Workers have the right not to be subjected to a detriment by their employer when taking part in the activities of an independent trade union. In Bone v North Essex Partnership NHS Foundation Trust, the Court of Appeal held that the question of a trade union’s independence did not affect the employment tribunal’s jurisdiction to hear a claim when deciding whether the worker had actually suffered a detriment.
Basic facts
Mr Bone was a registered mental nurse who had worked for the Trust since June 2006. In April 2009 he became involved with the Workers of England Trade Union (WEU), in addition to being a member of Unison.
In January 2011 Mr Bone brought a tribunal claim on two counts - firstly that he was the victim of race discrimination; and secondly that he had suffered detriment on grounds related to union activities contrary to section 146(1)(b) of the Trade Union and Labour Relations (Consolidation) Act (TULRCA).
Relevant law
Section 146(1)(b) of TULRCA states that workers have the right not to be subjected to any detriment by any act, or any deliberate failure to act, by their employer if the sole or main purpose is to prevent or deter them from taking part in the activities of an independent trade union at an appropriate time, or penalising them for doing so.
Decisions of tribunal and EAT
The tribunal rejected Mr Bone's claim for racial discrimination, but upheld his claim under section 146 that the Trust had failed to respond robustly enough to four complaints that he had made and which he argued had penalised him for taking part in the activities of an independent trade union at an appropriate time.
The EAT overturned that decision on the basis that the WEU was not an independent trade union at the relevant time (it only received its certificate of independence in 2013) and the tribunal did not therefore have jurisdiction to hear his claims.
Mr Bone appealed, arguing that the Trust had not questioned the WEU’s independence and the EAT should not have allowed this new line of defence to be dealt with on appeal.

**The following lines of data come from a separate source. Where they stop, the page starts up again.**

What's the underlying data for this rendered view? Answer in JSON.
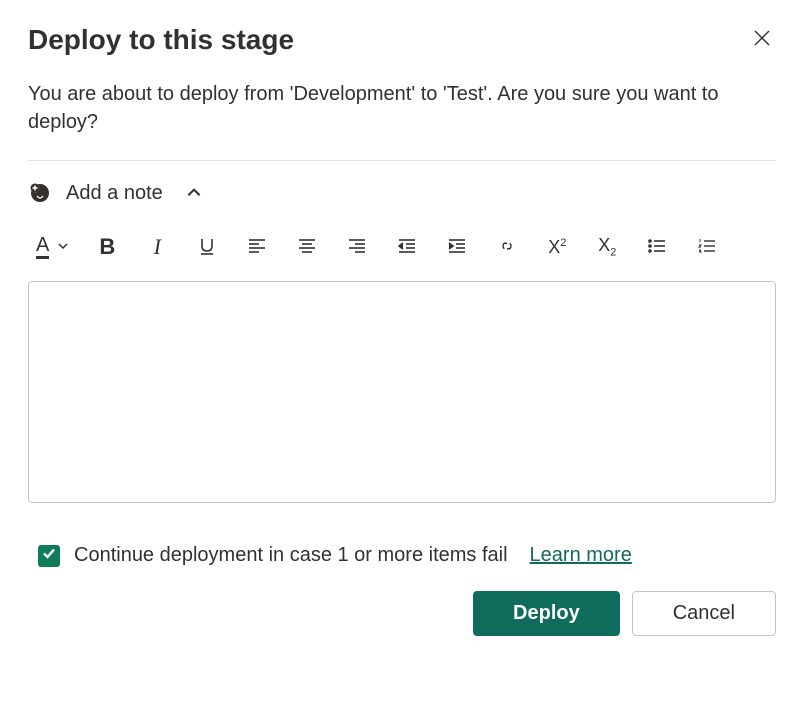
{
  "dialog": {
    "title": "Deploy to this stage",
    "description": "You are about to deploy from 'Development' to 'Test'. Are you sure you want to deploy?"
  },
  "note": {
    "label": "Add a note",
    "expanded": true,
    "content": ""
  },
  "toolbar": {
    "font_color": "Font color",
    "bold": "Bold",
    "italic": "Italic",
    "underline": "Underline",
    "align_left": "Align left",
    "align_center": "Align center",
    "align_right": "Align right",
    "decrease_indent": "Decrease indent",
    "increase_indent": "Increase indent",
    "link": "Insert link",
    "superscript": "Superscript",
    "subscript": "Subscript",
    "bullet_list": "Bulleted list",
    "number_list": "Numbered list"
  },
  "options": {
    "continue_on_fail_checked": true,
    "continue_on_fail_label": "Continue deployment in case 1 or more items fail",
    "learn_more": "Learn more"
  },
  "buttons": {
    "primary": "Deploy",
    "secondary": "Cancel"
  },
  "colors": {
    "accent": "#0f6b5c",
    "checkbox": "#107c59"
  }
}
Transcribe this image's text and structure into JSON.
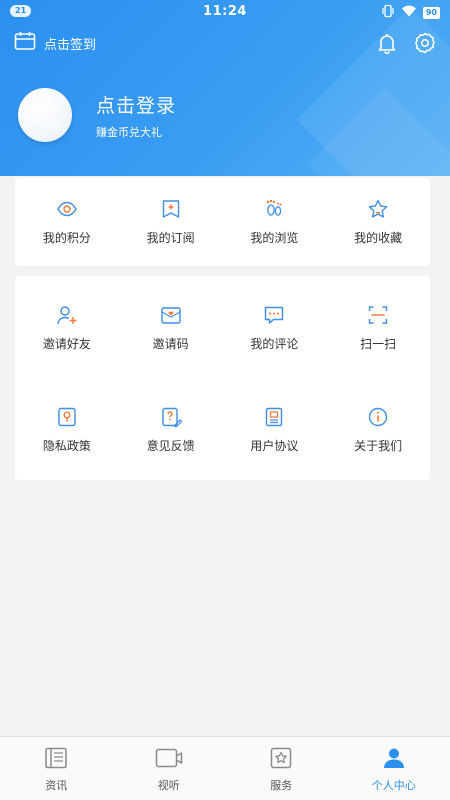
{
  "status_bar": {
    "notification_count": "21",
    "time": "11:24",
    "battery": "90"
  },
  "header": {
    "checkin_label": "点击签到",
    "login_title": "点击登录",
    "login_subtitle": "赚金币兑大礼"
  },
  "quick_links": [
    {
      "label": "我的积分",
      "icon": "eye-icon"
    },
    {
      "label": "我的订阅",
      "icon": "bookmark-plus-icon"
    },
    {
      "label": "我的浏览",
      "icon": "footprints-icon"
    },
    {
      "label": "我的收藏",
      "icon": "star-icon"
    }
  ],
  "services": [
    {
      "label": "邀请好友",
      "icon": "add-user-icon"
    },
    {
      "label": "邀请码",
      "icon": "mail-heart-icon"
    },
    {
      "label": "我的评论",
      "icon": "comment-icon"
    },
    {
      "label": "扫一扫",
      "icon": "scan-icon"
    },
    {
      "label": "隐私政策",
      "icon": "privacy-icon"
    },
    {
      "label": "意见反馈",
      "icon": "feedback-icon"
    },
    {
      "label": "用户协议",
      "icon": "agreement-icon"
    },
    {
      "label": "关于我们",
      "icon": "info-icon"
    }
  ],
  "tabs": [
    {
      "label": "资讯",
      "icon": "news-icon",
      "active": false
    },
    {
      "label": "视听",
      "icon": "video-icon",
      "active": false
    },
    {
      "label": "服务",
      "icon": "service-icon",
      "active": false
    },
    {
      "label": "个人中心",
      "icon": "person-icon",
      "active": true
    }
  ],
  "colors": {
    "accent": "#2b8ff0",
    "icon_blue": "#3d8fe8",
    "icon_orange": "#f07a3a",
    "text": "#333333"
  }
}
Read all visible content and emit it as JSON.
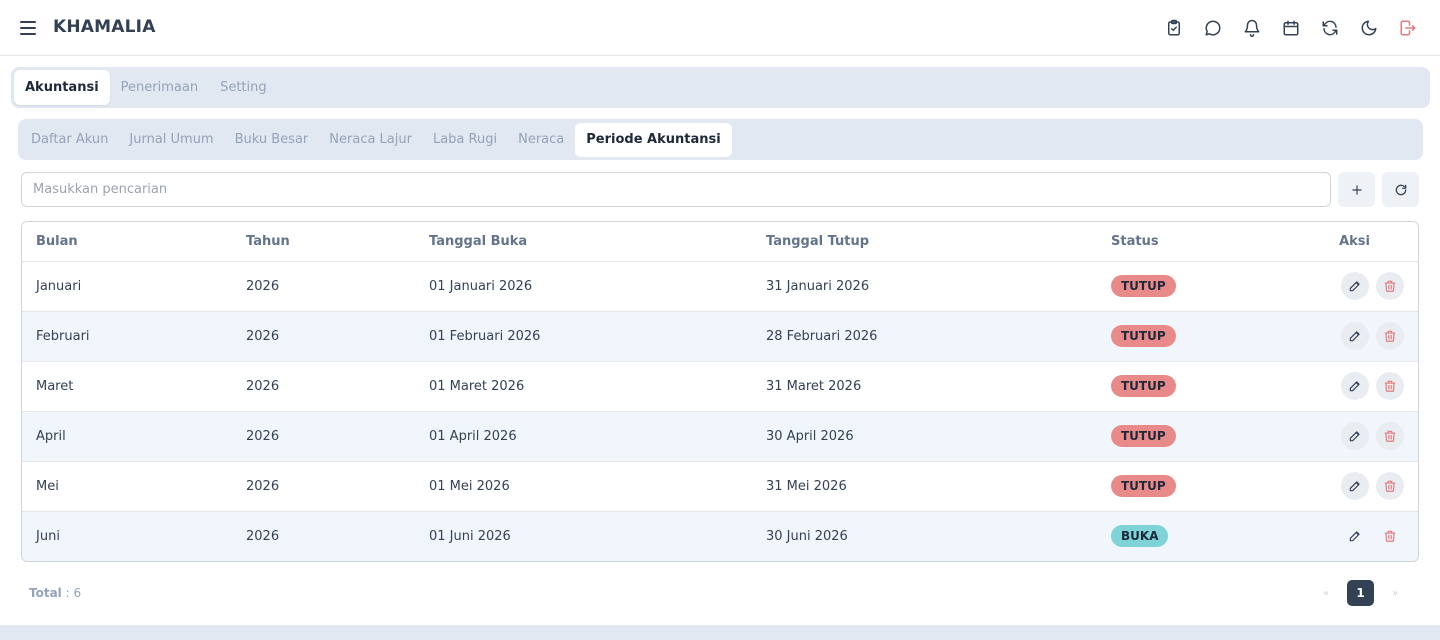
{
  "app": {
    "title": "KHAMALIA"
  },
  "header_icons": [
    "clipboard-check-icon",
    "chat-icon",
    "bell-icon",
    "calendar-icon",
    "refresh-icon",
    "moon-icon",
    "logout-icon"
  ],
  "main_tabs": [
    {
      "label": "Akuntansi",
      "active": true
    },
    {
      "label": "Penerimaan",
      "active": false
    },
    {
      "label": "Setting",
      "active": false
    }
  ],
  "sub_tabs": [
    {
      "label": "Daftar Akun",
      "active": false
    },
    {
      "label": "Jurnal Umum",
      "active": false
    },
    {
      "label": "Buku Besar",
      "active": false
    },
    {
      "label": "Neraca Lajur",
      "active": false
    },
    {
      "label": "Laba Rugi",
      "active": false
    },
    {
      "label": "Neraca",
      "active": false
    },
    {
      "label": "Periode Akuntansi",
      "active": true
    }
  ],
  "search": {
    "placeholder": "Masukkan pencarian",
    "value": ""
  },
  "table": {
    "headers": {
      "bulan": "Bulan",
      "tahun": "Tahun",
      "buka": "Tanggal Buka",
      "tutup": "Tanggal Tutup",
      "status": "Status",
      "aksi": "Aksi"
    },
    "rows": [
      {
        "bulan": "Januari",
        "tahun": "2026",
        "buka": "01 Januari 2026",
        "tutup": "31 Januari 2026",
        "status": "TUTUP"
      },
      {
        "bulan": "Februari",
        "tahun": "2026",
        "buka": "01 Februari 2026",
        "tutup": "28 Februari 2026",
        "status": "TUTUP"
      },
      {
        "bulan": "Maret",
        "tahun": "2026",
        "buka": "01 Maret 2026",
        "tutup": "31 Maret 2026",
        "status": "TUTUP"
      },
      {
        "bulan": "April",
        "tahun": "2026",
        "buka": "01 April 2026",
        "tutup": "30 April 2026",
        "status": "TUTUP"
      },
      {
        "bulan": "Mei",
        "tahun": "2026",
        "buka": "01 Mei 2026",
        "tutup": "31 Mei 2026",
        "status": "TUTUP"
      },
      {
        "bulan": "Juni",
        "tahun": "2026",
        "buka": "01 Juni 2026",
        "tutup": "30 Juni 2026",
        "status": "BUKA"
      }
    ]
  },
  "footer": {
    "total_label": "Total",
    "total_value": ": 6",
    "current_page": "1",
    "prev": "«",
    "next": "»"
  },
  "colors": {
    "tutup": "#e88a8a",
    "buka": "#7dd3d8",
    "accent": "#334155",
    "delete": "#e27b7b"
  }
}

Decision of Court of Appeal
And the Court of Appeal agreed, holding that the question of a trade union’s independence did not affect the jurisdiction of the employment tribunal in a claim under section 146. If Parliament had intended to make possession of a certificate of independence a pre-condition for the issuing of proceedings under section 146, it would have done so.
As the Trust had not disputed whether the union was independent when it responded to Mr Bone’s claim and did not raise the issue at the pre-hearing review, the EAT was wrong to decide that the tribunal did not have jurisdiction to hear the claim and should have refused to allow the Trust to advance this new line of defence on appeal.
It also held that although the union did not get its certificate of independence until 2013, it was inevitable that it was independent for a “modest period” before that date. In this case, the Court said that it was hard to imagine a union that was less “subservient” to the employer than the WEU. There was therefore little doubt that the certificate awarded in 2013 reflected the position in 2010. If the EAT was unsure about this, it should have asked the Certification Officer to clarify the point.
Finally, the Court held that the legislation had to be construed in such a way that, when necessary, the Certification Officer could determine the “historic status” of a trade union.
Comment
“Jurisdiction” is whether a tribunal has the legal power to decide a dispute. It cannot do so unless it has jurisdiction. Any given claim will have several elements which must be made out for a claimant to win. A tribunal having jurisdiction will decide whether the elements of that claim have been proven. The EAT mixed these two concepts up in Mr Bone’s case but the Court of Appeal put it right.